"Sanki güneşmiş gibi, ona uzun süre bakmamaya çalışarak yürüdü. Yine de onu gördü. Tıpkı güneş gibi. Ona hiç bakmadan."
Anna Karenina, bugüne kadar yazılmış en çarpıcı aşk ve ihanet romanı. Pek çok kez sinemaya da uyarlanan bu büyük eserde, karakterlerin duygu ve düşünce dünyaları incelikle gözler önüne serilirken her biri yaşayan,tanıdık insanlara dönüşürler. Tolstoy'un dâhi yazar sıfatının sırrı da budur belki.
19. yüzyıl Rus toplumuna ayna tutan bu büyülü romanın ana karakteri, güzelliği ve zarafetiyle hayranlık uyandıran Anna Karenina'nın mutsuz ve monoton bir evliliği vardır. Üst düzey bir devlet memuru olan Aleksey Aleksandroviç ile evliliğinde tek sığınağı oğludur. Ağabeyiyle yengesinin aralarını düzeltmek için gittiği Moskova'da yakışıklı Kont Vronski ile tanışan Anna'nın hayatı altüst olur.
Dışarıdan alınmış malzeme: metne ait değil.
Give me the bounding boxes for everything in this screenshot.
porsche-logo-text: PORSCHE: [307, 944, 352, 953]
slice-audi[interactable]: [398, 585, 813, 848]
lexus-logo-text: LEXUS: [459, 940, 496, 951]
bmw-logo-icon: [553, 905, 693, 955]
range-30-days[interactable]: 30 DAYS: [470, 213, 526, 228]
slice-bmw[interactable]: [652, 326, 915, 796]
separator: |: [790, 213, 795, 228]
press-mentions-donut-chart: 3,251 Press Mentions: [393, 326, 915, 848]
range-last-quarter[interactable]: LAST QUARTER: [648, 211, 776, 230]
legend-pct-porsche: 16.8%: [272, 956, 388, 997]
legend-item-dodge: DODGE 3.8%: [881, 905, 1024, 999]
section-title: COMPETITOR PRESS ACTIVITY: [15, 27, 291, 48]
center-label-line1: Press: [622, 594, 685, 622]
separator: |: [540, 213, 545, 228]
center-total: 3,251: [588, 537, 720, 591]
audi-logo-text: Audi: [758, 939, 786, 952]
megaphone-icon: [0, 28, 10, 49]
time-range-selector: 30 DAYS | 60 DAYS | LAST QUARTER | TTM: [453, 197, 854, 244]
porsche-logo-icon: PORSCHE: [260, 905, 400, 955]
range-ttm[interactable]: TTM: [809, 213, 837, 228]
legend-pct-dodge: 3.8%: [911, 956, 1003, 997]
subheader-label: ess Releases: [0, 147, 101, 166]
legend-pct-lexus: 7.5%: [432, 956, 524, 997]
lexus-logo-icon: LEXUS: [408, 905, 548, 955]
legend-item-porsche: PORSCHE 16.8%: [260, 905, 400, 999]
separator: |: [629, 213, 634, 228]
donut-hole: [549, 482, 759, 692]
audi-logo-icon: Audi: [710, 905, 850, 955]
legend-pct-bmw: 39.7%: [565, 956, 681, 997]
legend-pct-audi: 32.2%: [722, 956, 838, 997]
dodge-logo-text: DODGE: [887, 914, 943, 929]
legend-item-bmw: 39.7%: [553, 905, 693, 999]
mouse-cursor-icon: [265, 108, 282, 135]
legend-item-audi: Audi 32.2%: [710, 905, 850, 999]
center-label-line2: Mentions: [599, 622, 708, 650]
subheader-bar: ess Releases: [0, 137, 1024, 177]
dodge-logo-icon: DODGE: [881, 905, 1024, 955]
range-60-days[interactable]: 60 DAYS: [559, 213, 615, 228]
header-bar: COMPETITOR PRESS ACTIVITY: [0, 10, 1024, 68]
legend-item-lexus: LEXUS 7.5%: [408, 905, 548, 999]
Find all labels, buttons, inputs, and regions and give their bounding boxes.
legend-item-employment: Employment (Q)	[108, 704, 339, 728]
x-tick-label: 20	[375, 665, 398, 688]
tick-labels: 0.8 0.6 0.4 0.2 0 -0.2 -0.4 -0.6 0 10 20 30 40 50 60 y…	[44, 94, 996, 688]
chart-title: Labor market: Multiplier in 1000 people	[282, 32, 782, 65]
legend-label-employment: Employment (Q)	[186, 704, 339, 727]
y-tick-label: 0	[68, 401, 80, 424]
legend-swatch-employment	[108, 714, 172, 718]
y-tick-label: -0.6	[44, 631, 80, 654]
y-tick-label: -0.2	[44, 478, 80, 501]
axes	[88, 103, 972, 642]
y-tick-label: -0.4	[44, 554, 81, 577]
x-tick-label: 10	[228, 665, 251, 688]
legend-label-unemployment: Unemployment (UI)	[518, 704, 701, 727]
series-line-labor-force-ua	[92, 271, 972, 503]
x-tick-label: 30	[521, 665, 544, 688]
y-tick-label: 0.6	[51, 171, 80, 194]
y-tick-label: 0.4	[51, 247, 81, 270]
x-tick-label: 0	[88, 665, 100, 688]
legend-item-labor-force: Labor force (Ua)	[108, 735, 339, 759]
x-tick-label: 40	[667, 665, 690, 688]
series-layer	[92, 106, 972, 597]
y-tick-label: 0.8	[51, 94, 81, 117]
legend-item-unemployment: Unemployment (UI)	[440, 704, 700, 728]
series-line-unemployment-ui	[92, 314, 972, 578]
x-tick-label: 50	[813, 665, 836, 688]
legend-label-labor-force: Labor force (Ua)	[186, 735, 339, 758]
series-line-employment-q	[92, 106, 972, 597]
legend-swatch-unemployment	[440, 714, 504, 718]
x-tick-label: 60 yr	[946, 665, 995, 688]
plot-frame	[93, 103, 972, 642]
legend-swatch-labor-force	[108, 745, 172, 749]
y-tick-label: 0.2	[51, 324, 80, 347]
Saygın bir adamın karısıyken yasak aşkının peşinden giden bir iffetsize dönüşmesi çok sürmez.
Karakterleri kadar hikâyesi de, bu hazin aşkın sonu da neredeyse herkes tarafından bilinmesine rağmen güncelliğini korumayı başaran Anna Karenina, okurlarına zihinsel bir şölen vaat ediyor.